MILANO – Un Protocollo anti violenza, un insieme organico e strutturato di proposte che ha preso forma a partire dalla mozione “Illumina”, già presentata in città come Brescia, che prevede una mappatura delle aree urbane buie per garantire che ogni strada sia sicura, visibile, vivibile e che include anche misure innovative e replicabili come
Deroga alla ZTL serale per consentire l’accompagnamento sicuro di donne, bambini, anziani e fragili;
Campagne di sensibilizzazione del numero 1522 attraverso scontrini delle farmacie e
cartellonistica plurilingue in luoghi strategici, con attenzione specifica anche alle comunità
straniere;
Interventi educativi nelle scuole, fin dal primo ciclo, con corsi sull’affettività, il rispetto
reciproco e la difesa personale, per formare non solo cittadini consapevoli, ma persone libere dalla cultura della prevaricazione.

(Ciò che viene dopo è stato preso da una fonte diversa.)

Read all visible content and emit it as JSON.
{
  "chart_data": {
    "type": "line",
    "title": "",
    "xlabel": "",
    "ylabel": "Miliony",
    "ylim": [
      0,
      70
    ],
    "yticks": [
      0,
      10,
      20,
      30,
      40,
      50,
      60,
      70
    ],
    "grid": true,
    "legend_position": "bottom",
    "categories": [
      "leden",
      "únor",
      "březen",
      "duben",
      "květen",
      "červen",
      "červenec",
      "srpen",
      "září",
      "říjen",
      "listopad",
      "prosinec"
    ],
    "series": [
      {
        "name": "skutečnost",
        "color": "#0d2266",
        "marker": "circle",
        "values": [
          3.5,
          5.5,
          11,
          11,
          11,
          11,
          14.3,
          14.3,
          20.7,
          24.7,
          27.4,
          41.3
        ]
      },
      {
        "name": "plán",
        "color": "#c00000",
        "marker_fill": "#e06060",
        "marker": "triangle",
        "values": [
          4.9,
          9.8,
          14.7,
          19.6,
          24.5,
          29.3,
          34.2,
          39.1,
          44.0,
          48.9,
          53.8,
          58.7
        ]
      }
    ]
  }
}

E’ quello che è stato presentato ieri a Milano da Azzurro Donna Lombardia, il movimento femminile di Forza Italia, che ha voluto fare il punto sul lavoro capillare che sta portando avanti in tutta la Lombardia e a livello nazionale per contrastare la violenza di genere e per rafforzare la sicurezza dei territori e delle comunità.
Il presupposto di partenza è che la violenza non è un’emergenza, è un fenomeno strutturale. Per combatterlo serve coraggio, costanza e soprattutto una visione collettiva.

Alla presentazione sono intervenuti Maria Elena Invernizzi, Segretaria Regionale Azzurro Donna Lombardia, Alessandro Sorte, Segretario Regionale Forza Italia, Fabrizio Figini, Capogruppo Forza Italia in Regione Lombardia, Andrea Ninzoli, Segretario Regionale Forza Italia Giovani.

“Non si tratta solo di proteggere le donne, ma di creare una società più sicura per tutti: per chi è più fragile, per chi è più esposto, per chi ha più bisogno” – spiega Azzurro Donna.

Ispirate dagli ultimi gravi fatti di cronaca e dalla necessità di proteggere tutti i soggetti vulnerabili, lanceremo una proposta forte e necessaria: il riconoscimento del bullismo come reato autonomo nel codice penale italiano. Perché spesso si tratta di minori, è vero, ma minorenni non significa inconsapevoli. E agire in tempo significa evitare che il rosa diventi rosso, ma anche che una vittima venga dimenticata nel silenzio di una cronaca già vista. Azzurro Donna c’è. E ci sarà. Al fianco delle donne, dei cittadini, delle famiglie. Perché il cambiamento è possibile solo se uniti si persegue lo stesso obiettivo”.

La serata ha visto anche la presentazione del libro “Oltre il Maskio” di Alessandro
Cardente, che si inserisce perfettamente nel cammino di Azzurro Donna: perché non c’è cambiamento reale se non si coinvolge anche quella parte di mondo maschile pronta a mettersi in discussione e a scegliere di esserci, al fianco delle donne, per una nuova cultura del rispetto.
“Perché la prevenzione inizia da piccoli gesti – spiega Azzurro Donna – da insegnamenti trasmessi nell’infanzia, da un “no” ascoltato e accettato, da un “sì” conquistato con rispetto. E da lì, dalle scuole e dalle famiglie, nasce il futuro”.